Le « développement durable » prétend concilier développement économique, justice sociale, et préservation de l’environnement. On le sait, ce concept est aujourd’hui totalement perverti. Pollué dès sa création par l’idéologie de la croissance et asservi par le capitalisme, il est utilisé comme outil de communication par les gouvernements et les entreprises afin d’améliorer leur image et de légitimer un système qui n’envisage nullement de se réformer. Pouvoir produire et consommer toujours plus en polluant toujours moins est un formidable booster de croissance : le monde merveilleux et propre des vidéos publicitaires déculpabilise notre « cerveau disponible », nous le valons bien.
A l’approche de la COP 21, cette notion est évidemment particulièrement utile.
Contraignant la langue, détournant le sens des mots, falsifiant les concepts, elle en devient presque magique, éteignant d’elle-même toute velléité de contestation et permettant à la pensée unique de se déployer tranquillement.
Utilisée à des fins de propagande dans toutes les situations, au mépris du sens commun et du simple bon sens, elle met en lumière l’essence totalitaire du néolibéralisme et l’obscurantisme des falsificateurs.
Ainsi, la soixantaine de ministres conviés le dimanche 8 novembre à se rendre sur le chantier du Bourget, destiné à accueillir la conférence climatique, auront-ils, sans doute, pu apprécier son « format de développement durable ». Ces visiteurs du dimanche n’ont certainement pas croisé les nombreux travailleurs détachés en provenance d’Europe de l’Est dont un reportage récent de France 2 dénonçait les conditions de travail ne respectant pas la règlementation sociale française.

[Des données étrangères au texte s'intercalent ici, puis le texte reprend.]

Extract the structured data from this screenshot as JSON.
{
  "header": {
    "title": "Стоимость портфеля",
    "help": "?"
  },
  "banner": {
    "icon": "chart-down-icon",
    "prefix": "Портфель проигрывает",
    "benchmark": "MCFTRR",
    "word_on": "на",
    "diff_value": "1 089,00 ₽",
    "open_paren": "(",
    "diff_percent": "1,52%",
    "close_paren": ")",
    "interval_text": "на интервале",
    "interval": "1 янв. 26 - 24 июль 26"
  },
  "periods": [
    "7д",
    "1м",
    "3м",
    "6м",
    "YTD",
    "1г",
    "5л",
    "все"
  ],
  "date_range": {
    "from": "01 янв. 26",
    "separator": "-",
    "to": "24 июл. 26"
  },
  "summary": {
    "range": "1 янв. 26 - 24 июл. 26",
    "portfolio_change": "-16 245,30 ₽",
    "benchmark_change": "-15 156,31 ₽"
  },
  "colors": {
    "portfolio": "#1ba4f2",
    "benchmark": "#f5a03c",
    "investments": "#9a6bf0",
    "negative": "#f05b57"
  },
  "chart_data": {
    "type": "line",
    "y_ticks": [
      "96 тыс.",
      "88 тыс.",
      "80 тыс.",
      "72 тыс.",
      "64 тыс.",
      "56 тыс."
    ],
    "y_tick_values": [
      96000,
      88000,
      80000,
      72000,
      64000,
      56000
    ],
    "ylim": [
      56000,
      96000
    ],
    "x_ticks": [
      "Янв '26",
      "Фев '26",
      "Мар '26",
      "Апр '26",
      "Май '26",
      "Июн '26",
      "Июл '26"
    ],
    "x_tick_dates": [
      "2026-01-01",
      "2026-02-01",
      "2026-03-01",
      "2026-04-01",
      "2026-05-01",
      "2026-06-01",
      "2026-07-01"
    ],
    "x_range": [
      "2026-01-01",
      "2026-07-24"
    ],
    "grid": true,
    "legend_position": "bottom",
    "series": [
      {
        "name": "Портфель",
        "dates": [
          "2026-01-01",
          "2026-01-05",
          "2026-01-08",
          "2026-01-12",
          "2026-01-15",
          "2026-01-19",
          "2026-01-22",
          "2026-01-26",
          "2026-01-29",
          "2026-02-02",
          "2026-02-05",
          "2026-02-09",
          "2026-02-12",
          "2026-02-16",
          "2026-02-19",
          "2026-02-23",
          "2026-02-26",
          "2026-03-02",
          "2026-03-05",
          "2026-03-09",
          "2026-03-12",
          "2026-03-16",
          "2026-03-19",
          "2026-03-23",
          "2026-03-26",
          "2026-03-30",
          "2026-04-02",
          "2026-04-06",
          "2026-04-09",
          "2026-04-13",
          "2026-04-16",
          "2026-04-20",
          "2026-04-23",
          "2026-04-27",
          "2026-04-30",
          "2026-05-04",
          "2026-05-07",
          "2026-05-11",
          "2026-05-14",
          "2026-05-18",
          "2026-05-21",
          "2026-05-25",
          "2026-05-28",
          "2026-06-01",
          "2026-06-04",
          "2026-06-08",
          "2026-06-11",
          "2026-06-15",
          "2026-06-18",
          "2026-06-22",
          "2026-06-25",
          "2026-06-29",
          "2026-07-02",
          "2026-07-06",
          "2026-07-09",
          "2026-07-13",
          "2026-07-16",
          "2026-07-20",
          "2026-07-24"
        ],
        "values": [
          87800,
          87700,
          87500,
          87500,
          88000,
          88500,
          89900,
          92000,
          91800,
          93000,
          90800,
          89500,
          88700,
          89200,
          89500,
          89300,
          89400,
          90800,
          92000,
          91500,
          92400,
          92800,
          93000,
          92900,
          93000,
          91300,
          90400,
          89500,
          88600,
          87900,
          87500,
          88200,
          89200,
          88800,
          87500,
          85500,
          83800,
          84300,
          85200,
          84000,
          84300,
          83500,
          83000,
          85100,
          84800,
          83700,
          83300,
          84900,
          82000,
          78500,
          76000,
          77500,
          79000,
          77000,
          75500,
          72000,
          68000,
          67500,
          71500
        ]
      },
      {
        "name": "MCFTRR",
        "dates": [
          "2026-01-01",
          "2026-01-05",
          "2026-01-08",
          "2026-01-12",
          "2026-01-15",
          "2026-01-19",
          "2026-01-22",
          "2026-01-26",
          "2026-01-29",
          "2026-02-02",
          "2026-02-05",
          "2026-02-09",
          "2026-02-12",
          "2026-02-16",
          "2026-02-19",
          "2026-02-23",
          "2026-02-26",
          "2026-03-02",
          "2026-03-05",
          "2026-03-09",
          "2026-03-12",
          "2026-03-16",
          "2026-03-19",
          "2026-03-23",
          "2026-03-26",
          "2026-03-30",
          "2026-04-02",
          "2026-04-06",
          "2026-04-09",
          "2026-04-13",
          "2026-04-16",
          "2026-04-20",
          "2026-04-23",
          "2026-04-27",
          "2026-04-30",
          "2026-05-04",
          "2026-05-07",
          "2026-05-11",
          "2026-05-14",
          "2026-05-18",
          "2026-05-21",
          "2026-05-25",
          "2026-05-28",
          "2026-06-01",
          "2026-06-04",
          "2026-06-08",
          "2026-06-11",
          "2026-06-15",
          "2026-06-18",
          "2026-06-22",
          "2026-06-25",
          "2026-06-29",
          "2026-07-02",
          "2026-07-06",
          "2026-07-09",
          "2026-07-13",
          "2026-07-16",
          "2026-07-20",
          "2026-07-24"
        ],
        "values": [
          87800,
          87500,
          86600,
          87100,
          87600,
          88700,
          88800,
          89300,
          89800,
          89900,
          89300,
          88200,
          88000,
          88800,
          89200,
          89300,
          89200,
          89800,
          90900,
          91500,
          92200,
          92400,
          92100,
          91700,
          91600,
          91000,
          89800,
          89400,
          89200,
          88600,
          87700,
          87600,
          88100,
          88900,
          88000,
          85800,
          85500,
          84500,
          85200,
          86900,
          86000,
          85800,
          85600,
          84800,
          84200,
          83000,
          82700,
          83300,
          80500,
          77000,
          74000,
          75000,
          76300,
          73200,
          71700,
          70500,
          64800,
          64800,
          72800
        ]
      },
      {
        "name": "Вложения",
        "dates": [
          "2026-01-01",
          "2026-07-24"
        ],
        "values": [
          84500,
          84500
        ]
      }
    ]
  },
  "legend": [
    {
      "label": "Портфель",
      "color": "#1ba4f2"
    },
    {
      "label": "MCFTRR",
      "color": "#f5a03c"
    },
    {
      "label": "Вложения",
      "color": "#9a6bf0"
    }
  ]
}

Ainsi, Manuel Valls peut-il déclarer, sans gêne, que le projet d’aéroport de Notre Dame des Landes est « nécessaire sur un plan économique pour le Grand Ouest » et « bon pour l’environnement », sans doute pour lutter contre l’artificialisation des sols et la transition agro-écologique des territoires, prévues dans la nouvelle Stratégie nationale de développement durable adoptée cette année pour la période 2015-2020.
Nos socialistes libéraux ne veulent surtout pas contraindre mais au contraire libérer les entrepreneurs, en espérant benoîtement que le pacte de responsabilité passé avec eux les incitera à respecter l’environnement , à embaucher, et accessoirement à distribuer quelques miettes de valeur ajoutée aux travailleurs . C’est un pari vain et stupide. Sous un régime de capitalisme financier, le développement durable ne peut être qu’une mystification et les socialistes s’emploient désormais à perpétuer et à amplifier ce mythe.
Manuel Valls est sans doute la figure la plus représentative de la dégénérescence du PS et d’une pensée politique qui s’est dissoute dans l’idéologie libérale. La volonté émancipatrice du socialisme des débuts s’est évanouie pour laisser place à la résignation et au respect de l’ordre imposé par le marché. Une foi aveugle, irréfléchie, dans le progrès techno-scientiste laissé au libre-arbitre des entreprises tient lieu de ligne politique. Le PS est désormais un rassemblement de technocrates qui gèrent servilement des budgets sous contraintes et dont la parole est codée, mécanique, avec des éléments de langage mensongers ou trompeurs.
A l’occasion de la préparation du vote du budget, les commentateurs politiques ont relevé le cafouillage et les incohérences, voire les impasses, d’un budget qui, en multipliant les aides aux entreprises, n’a plus les moyens d’assurer les aides sociales minimum. Le développement durable capitaliste nuit clairement au développement social. Mais, à quelques semaines de la COP 21, il serait grand temps de relever aussi les conséquences dramatiques d’un développement économique non maîtrisé et non règlementé sur l’environnement. Le « format développement durable » du capital n’est pas soutenable.